Kapolres Cimahi, AKBP Tri Suhartanto saat ditemui di Polres Cimahi, Selasa (14/9) menyampaikan, kejadian dimulai ketiga tersangka mengajak penderita anak dibawah umur berinisial BSS (12) ke sebuah tempat.
ADVERTISEMENT
SCROLL TO RESUME CONTENT
“Kami sampaikan bahwa kejadian ini dilaporkan sekitar tanggal 14 Juni 2024, awalnya dari penderita diajak oleh para tersangka ke sebuah rumah,” tutur Tri.
Ia menyampaikan, para tersangka menjanjikan penderita dijanjikan pekerjaan sebagai asisten rumah tangga (ART). Setelah berhasil membujuk, penderita kemudian diberikan obat-obatan yang membuat BBS tertidur tidak sadarkan diri.
“Setelah tertidur, kemudian, penderita dicaabuli oleh para tersangka secara bergantian, kejadian itu berlanjut di hari berikutnya tetapi berbeda tempat,” tutur Tri.
Dijelaskan Tri, beberapa hari kemudian, keluarga penderita merasa ada yang aneh dengan perilaku anak mereka dan membuat keputusan untuk melakukan pemeriksaan kesehatan.
“Lalu keluarga melakukan pemeriksaan terhadap penderita dan secepatnya melaporkannya kepada pihak kepolisian.

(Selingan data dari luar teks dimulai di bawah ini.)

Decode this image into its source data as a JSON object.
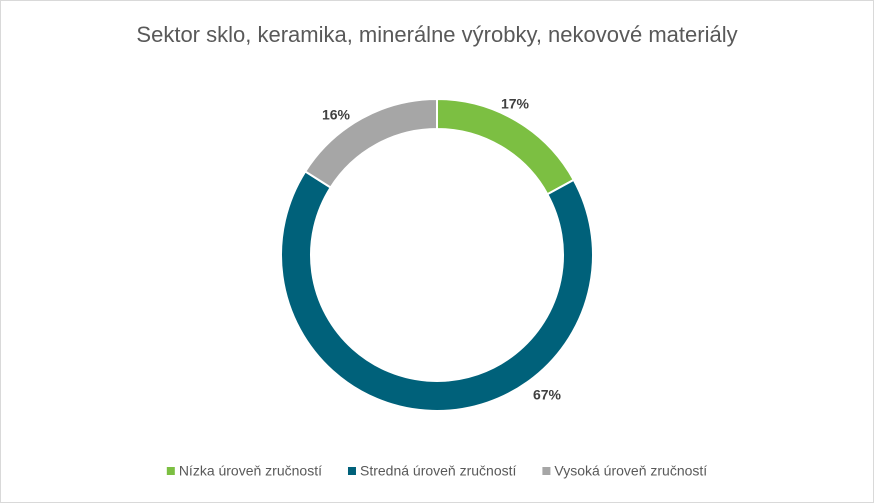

Sambil menunggu hasil visum dari rumah sakit kami langsung melakukan penyelidikan dan pemeriksaan,” jelasnya.
Setelah seluruh proses penyelidikan dan pemeriksaan selesai, lanjut Tri pihak kepolisian berhasil menangkap para tersangka.
“Hasil penyelidikan dalam hal apa pun Satreskrim Polres Cimahi bersama Polsek Gununghalu berhasil mengamankan tiga orang, MHR (18), MBH (19), dan G (23),” tegas Tri.
“Pasal yang disangkakan adalah Pasal 81 dan/atau Pasal 82 Undang-Undang No. 17 Tahun 2016 tentang Perubahan Kedua atas Undang-Undang No. 23 Tahun 2002 tentang Perlindungan Anak. Dengan ancaman hukuman 15 tahun penjara,” jelas Tri menandaskan.